The Jordan comparison is good, but there's a better one in a Crosby contemporary. Earlier this month at the NBA draft lottery, Joel Embiid suggested that the 76ers would be reaching their prime just as LeBron James was about to begin his decline, facilitating their rise to the top of the Eastern Conference. No single hockey player could possibly have the same outsized impact on his team that James has had on his, but Crosby has come about as close as one could. His presence, in part, compelled the Flyers to trade for Chris Pronger in 2009, to take the chance that a 35-year-old franchise defenseman had enough left to neutralize the Penguins' star forwards.
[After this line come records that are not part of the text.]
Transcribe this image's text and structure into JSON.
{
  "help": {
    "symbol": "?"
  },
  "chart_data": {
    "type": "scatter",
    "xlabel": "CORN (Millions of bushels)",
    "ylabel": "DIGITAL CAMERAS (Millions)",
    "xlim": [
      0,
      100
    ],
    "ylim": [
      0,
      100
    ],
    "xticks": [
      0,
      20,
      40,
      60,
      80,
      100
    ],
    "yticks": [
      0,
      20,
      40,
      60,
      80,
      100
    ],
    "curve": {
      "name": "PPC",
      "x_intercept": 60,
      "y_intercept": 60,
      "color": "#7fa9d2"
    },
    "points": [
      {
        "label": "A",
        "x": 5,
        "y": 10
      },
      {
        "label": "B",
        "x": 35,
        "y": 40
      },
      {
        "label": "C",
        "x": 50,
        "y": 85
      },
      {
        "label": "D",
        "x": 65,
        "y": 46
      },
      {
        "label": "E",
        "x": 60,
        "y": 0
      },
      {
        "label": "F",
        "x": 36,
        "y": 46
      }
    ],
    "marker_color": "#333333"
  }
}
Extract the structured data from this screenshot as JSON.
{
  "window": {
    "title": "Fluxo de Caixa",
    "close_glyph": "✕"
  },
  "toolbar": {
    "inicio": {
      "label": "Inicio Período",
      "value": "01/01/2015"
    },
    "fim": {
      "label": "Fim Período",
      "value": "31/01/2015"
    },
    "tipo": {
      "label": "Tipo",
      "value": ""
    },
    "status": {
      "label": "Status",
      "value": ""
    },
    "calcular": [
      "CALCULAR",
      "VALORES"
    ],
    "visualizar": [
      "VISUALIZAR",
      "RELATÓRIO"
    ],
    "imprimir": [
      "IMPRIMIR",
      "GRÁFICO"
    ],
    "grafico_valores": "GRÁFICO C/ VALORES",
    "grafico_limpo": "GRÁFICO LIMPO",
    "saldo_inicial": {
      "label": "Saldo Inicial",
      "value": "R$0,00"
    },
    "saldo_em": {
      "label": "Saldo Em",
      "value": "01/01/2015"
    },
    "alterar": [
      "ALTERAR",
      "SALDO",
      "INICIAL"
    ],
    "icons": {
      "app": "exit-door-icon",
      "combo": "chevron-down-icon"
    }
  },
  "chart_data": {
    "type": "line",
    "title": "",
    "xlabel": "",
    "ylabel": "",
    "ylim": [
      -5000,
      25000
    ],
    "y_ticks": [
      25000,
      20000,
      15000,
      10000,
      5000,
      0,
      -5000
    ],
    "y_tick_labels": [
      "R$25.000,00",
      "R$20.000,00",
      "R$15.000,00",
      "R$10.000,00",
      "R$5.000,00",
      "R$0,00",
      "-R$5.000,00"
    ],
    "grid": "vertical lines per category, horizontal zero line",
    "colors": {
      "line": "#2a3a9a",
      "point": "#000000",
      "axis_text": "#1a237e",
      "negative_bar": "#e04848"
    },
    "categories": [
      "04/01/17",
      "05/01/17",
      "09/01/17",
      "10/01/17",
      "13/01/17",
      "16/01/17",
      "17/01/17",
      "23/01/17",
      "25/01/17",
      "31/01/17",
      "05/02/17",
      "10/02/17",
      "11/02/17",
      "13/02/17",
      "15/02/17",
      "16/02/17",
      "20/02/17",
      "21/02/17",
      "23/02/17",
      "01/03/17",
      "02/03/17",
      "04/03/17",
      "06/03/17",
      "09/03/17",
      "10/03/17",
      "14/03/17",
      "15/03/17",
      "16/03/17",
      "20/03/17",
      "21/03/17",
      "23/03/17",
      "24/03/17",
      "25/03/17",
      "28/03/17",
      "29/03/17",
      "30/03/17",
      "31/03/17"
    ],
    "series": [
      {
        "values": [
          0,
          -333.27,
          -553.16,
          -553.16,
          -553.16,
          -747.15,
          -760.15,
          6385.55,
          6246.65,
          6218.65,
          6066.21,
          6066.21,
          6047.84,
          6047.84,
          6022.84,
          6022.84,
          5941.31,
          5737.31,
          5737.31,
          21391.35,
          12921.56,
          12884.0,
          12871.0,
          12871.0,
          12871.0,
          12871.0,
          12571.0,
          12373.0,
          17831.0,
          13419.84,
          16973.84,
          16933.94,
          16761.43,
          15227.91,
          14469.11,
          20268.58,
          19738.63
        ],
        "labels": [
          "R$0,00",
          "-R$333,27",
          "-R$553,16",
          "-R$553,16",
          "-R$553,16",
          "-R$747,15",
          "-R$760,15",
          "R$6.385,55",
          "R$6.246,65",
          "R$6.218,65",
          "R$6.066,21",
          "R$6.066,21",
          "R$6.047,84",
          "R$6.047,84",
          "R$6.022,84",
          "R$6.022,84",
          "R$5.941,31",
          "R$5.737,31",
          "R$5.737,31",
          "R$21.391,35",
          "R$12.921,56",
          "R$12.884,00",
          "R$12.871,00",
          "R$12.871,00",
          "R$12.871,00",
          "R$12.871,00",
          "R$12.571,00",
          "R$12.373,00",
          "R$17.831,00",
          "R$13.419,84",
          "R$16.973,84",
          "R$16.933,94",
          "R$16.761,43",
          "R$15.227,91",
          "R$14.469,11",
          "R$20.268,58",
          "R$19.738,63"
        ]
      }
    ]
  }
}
And Crosby has reduced his primary individual foil, the Washington Capitals' Alex Ovechkin, to the Carmelo Anthony of the NHL, a spectacular scorer who never does enough to lift his team to postseason success because, it seems, he never quite understands and accepts the sacrifices that it would require of him.

"You ask anybody in Pittsburgh - they never worry about that with Sid," Weekes said. "Whatever it is, whatever the one-on-one battle, you know you're getting a max effort and max attention to detail with Sidney Crosby. You can't put a price on that. Sometimes that supersedes your skill set. Sometimes it complements it."
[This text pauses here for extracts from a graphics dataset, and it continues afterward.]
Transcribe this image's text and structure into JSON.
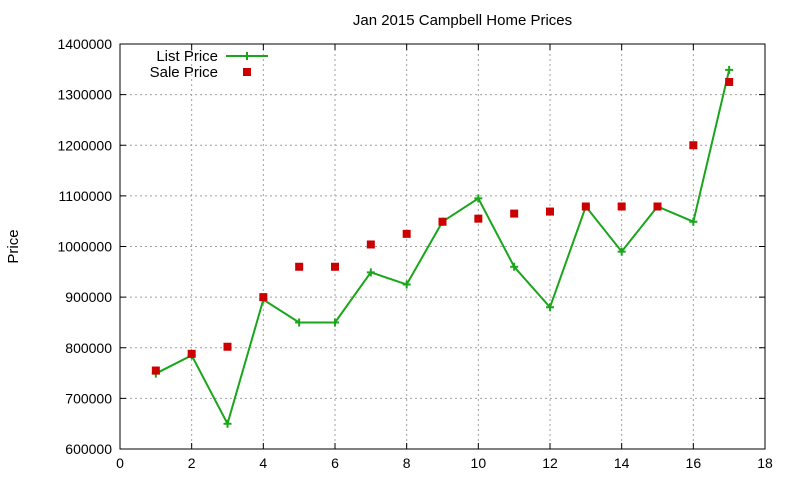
{
  "chart_data": {
    "type": "line",
    "title": "Jan 2015 Campbell Home Prices",
    "xlabel": "",
    "ylabel": "Price",
    "xlim": [
      0,
      18
    ],
    "ylim": [
      600000,
      1400000
    ],
    "x_ticks": [
      0,
      2,
      4,
      6,
      8,
      10,
      12,
      14,
      16,
      18
    ],
    "y_ticks": [
      600000,
      700000,
      800000,
      900000,
      1000000,
      1100000,
      1200000,
      1300000,
      1400000
    ],
    "grid": true,
    "legend_position": "top-left",
    "series": [
      {
        "name": "List Price",
        "style": "lines+points",
        "marker": "plus",
        "color": "#1aa51a",
        "x": [
          1,
          2,
          3,
          4,
          5,
          6,
          7,
          8,
          9,
          10,
          11,
          12,
          13,
          14,
          15,
          16,
          17
        ],
        "values": [
          749000,
          785000,
          650000,
          895000,
          850000,
          850000,
          949000,
          925000,
          1049000,
          1095000,
          960000,
          880000,
          1079000,
          990000,
          1079000,
          1049000,
          1349000
        ]
      },
      {
        "name": "Sale Price",
        "style": "points",
        "marker": "square",
        "color": "#cc0000",
        "x": [
          1,
          2,
          3,
          4,
          5,
          6,
          7,
          8,
          9,
          10,
          11,
          12,
          13,
          14,
          15,
          16,
          17
        ],
        "values": [
          755000,
          788000,
          802000,
          900000,
          960000,
          960000,
          1004000,
          1025000,
          1049000,
          1055000,
          1065000,
          1069000,
          1079000,
          1079000,
          1079000,
          1200000,
          1325000
        ]
      }
    ]
  }
}
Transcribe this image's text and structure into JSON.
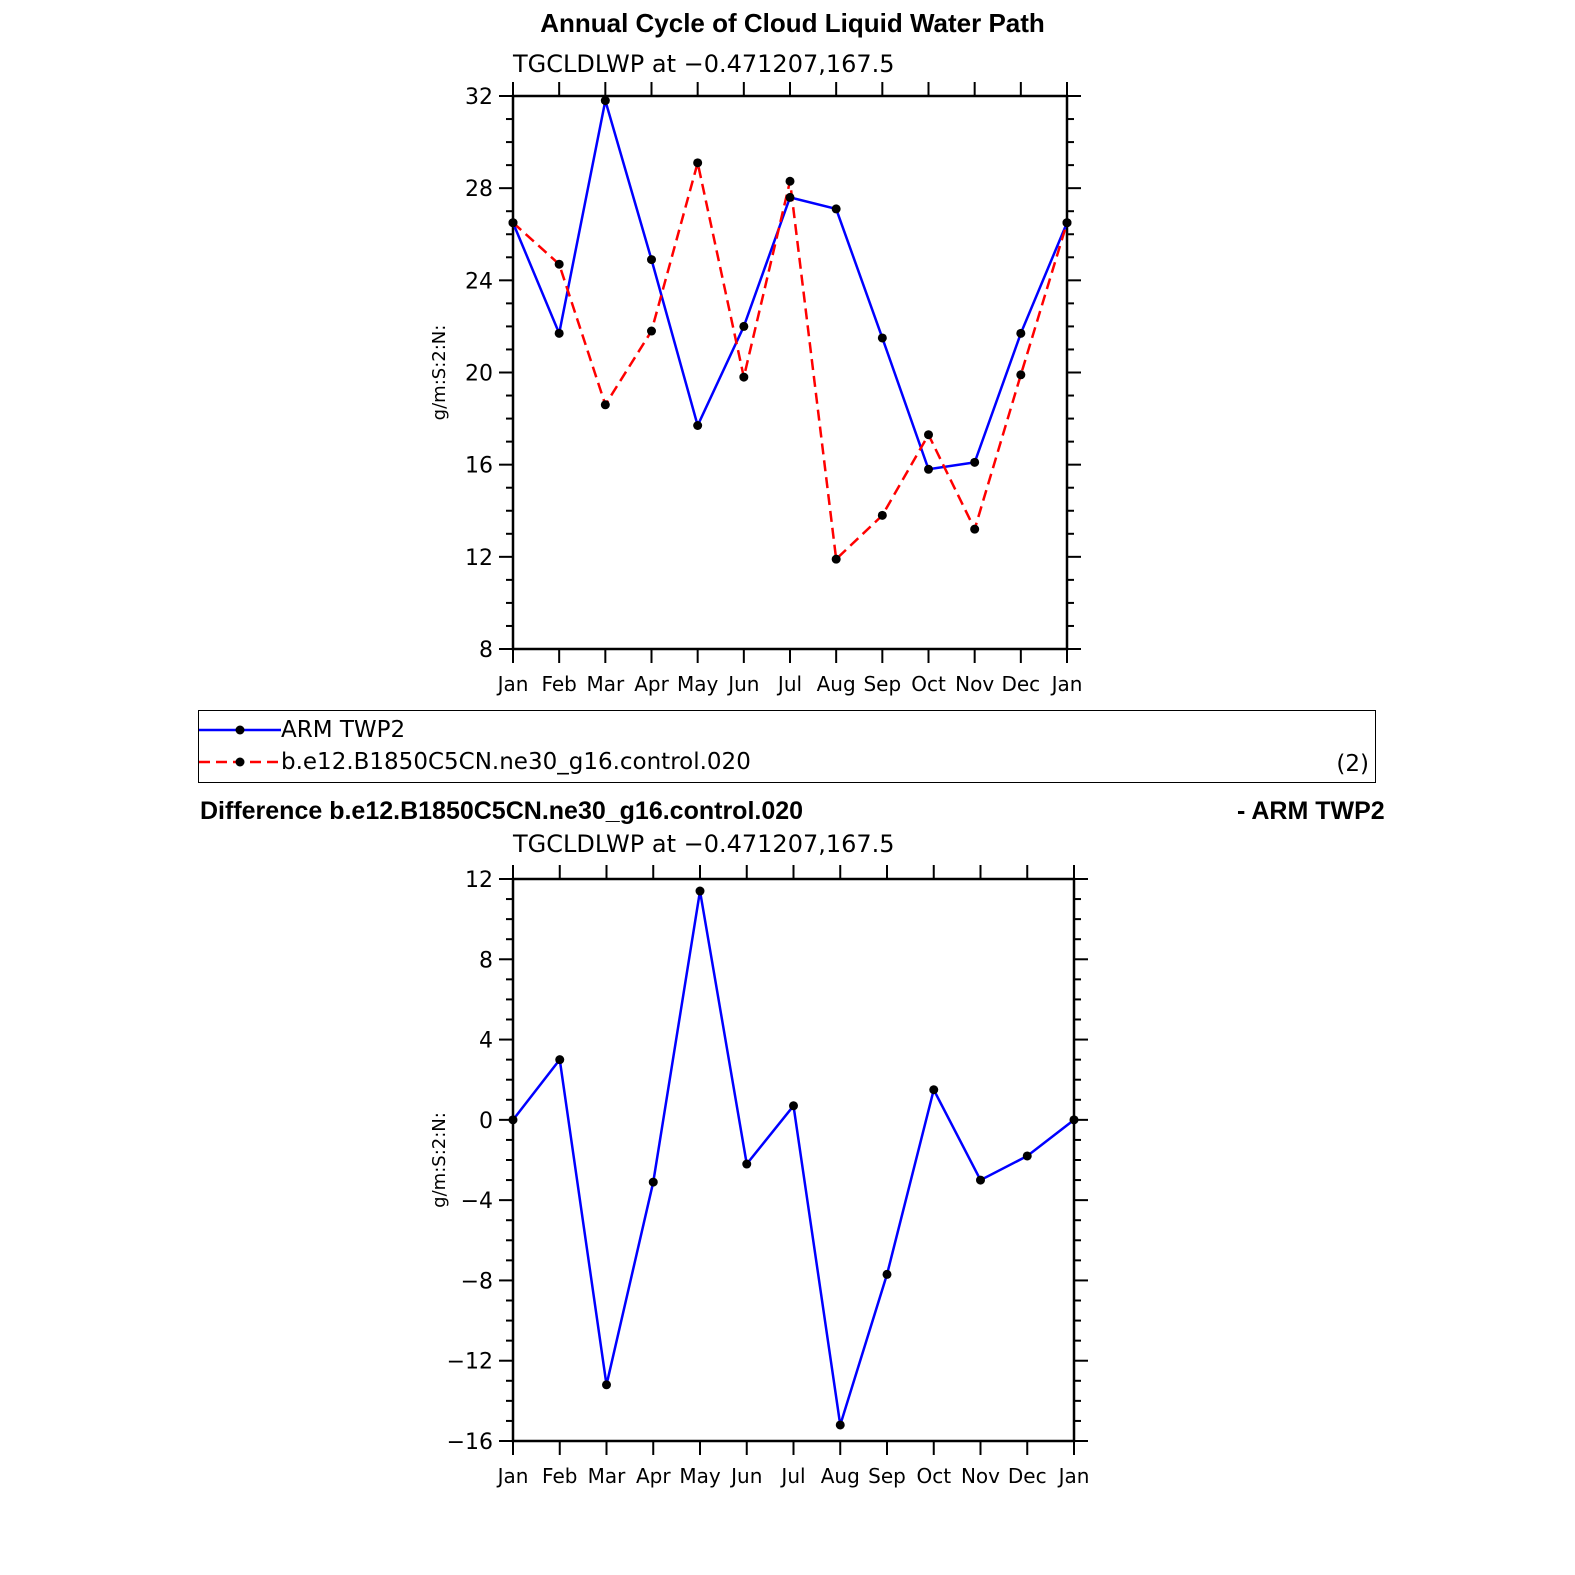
{
  "panels": {
    "top": {
      "title": "Annual Cycle of Cloud Liquid Water Path",
      "subtitle": "TGCLDLWP  at  −0.471207,167.5"
    },
    "bottom": {
      "title_left": "Difference b.e12.B1850C5CN.ne30_g16.control.020",
      "title_right": "- ARM TWP2",
      "subtitle": "TGCLDLWP  at  −0.471207,167.5"
    }
  },
  "legend": {
    "entries": [
      {
        "label": "ARM  TWP2",
        "color": "#0000ff",
        "dash": "solid"
      },
      {
        "label": "b.e12.B1850C5CN.ne30_g16.control.020",
        "color": "#ff0000",
        "dash": "dashed"
      }
    ],
    "page_tag": "(2)"
  },
  "chart_data": [
    {
      "type": "line",
      "title": "Annual Cycle of Cloud Liquid Water Path",
      "subtitle": "TGCLDLWP  at  −0.471207,167.5",
      "ylabel": "g/m:S:2:N:",
      "xlabel": "",
      "categories": [
        "Jan",
        "Feb",
        "Mar",
        "Apr",
        "May",
        "Jun",
        "Jul",
        "Aug",
        "Sep",
        "Oct",
        "Nov",
        "Dec",
        "Jan"
      ],
      "ylim": [
        8,
        32
      ],
      "yticks": [
        8,
        12,
        16,
        20,
        24,
        28,
        32
      ],
      "ytick_labels": [
        "8",
        "12",
        "16",
        "20",
        "24",
        "28",
        "32"
      ],
      "grid": false,
      "legend_position": "below",
      "series": [
        {
          "name": "ARM  TWP2",
          "color": "#0000ff",
          "dash": "solid",
          "values": [
            26.5,
            21.7,
            31.8,
            24.9,
            17.7,
            22.0,
            27.6,
            27.1,
            21.5,
            15.8,
            16.1,
            21.7,
            26.5
          ]
        },
        {
          "name": "b.e12.B1850C5CN.ne30_g16.control.020",
          "color": "#ff0000",
          "dash": "dashed",
          "values": [
            26.5,
            24.7,
            18.6,
            21.8,
            29.1,
            19.8,
            28.3,
            11.9,
            13.8,
            17.3,
            13.2,
            19.9,
            26.5
          ]
        }
      ]
    },
    {
      "type": "line",
      "title": "Difference b.e12.B1850C5CN.ne30_g16.control.020 - ARM TWP2",
      "subtitle": "TGCLDLWP  at  −0.471207,167.5",
      "ylabel": "g/m:S:2:N:",
      "xlabel": "",
      "categories": [
        "Jan",
        "Feb",
        "Mar",
        "Apr",
        "May",
        "Jun",
        "Jul",
        "Aug",
        "Sep",
        "Oct",
        "Nov",
        "Dec",
        "Jan"
      ],
      "ylim": [
        -16,
        12
      ],
      "yticks": [
        -16,
        -12,
        -8,
        -4,
        0,
        4,
        8,
        12
      ],
      "ytick_labels": [
        "−16",
        "−12",
        "−8",
        "−4",
        "0",
        "4",
        "8",
        "12"
      ],
      "grid": false,
      "series": [
        {
          "color": "#0000ff",
          "dash": "solid",
          "values": [
            0.0,
            3.0,
            -13.2,
            -3.1,
            11.4,
            -2.2,
            0.7,
            -15.2,
            -7.7,
            1.5,
            -3.0,
            -1.8,
            0.0
          ]
        }
      ]
    }
  ]
}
From that first postseason series against Crosby, though, the Flyers' side of the rivalry has been flavored with envy, a resentment born of the notion that their unwillingness to start fresh with a full-fledged rebuilding effort made their efforts to win a Stanley Cup somehow more honorable than the Penguins'. "We never played to lose for a number of years," Luukko, then the Flyers' president, said after that Game 5 loss in 2008. "And Pittsburgh, to [its] credit, took advantage of all those picks."

The implication of Luukko's comment was that, by missing the playoffs from 2002 through 2006 and positioning themselves to draft Crosby, Malkin, and goaltender Marc-Andre Fleury, among others, the Penguins had taken a shameful shortcut to excellence.

It was a cheap and convenient excuse to cover up the Flyers' own hard history: They missed the playoffs for five consecutive seasons in the early 1990s, and they mined that fallow stretch for Mike Ricci and Eric Lindros instead of Jaromir Jagr and Peter Forsberg. Such are the consequences of consequential choices. The Flyers have made and will make another succession of them now as they try to build a team capable of winning a championship. One wonders how many more Stanley Cups the game's greatest player will have hoisted over his head before they do, how long Sidney Crosby will still stand in their way.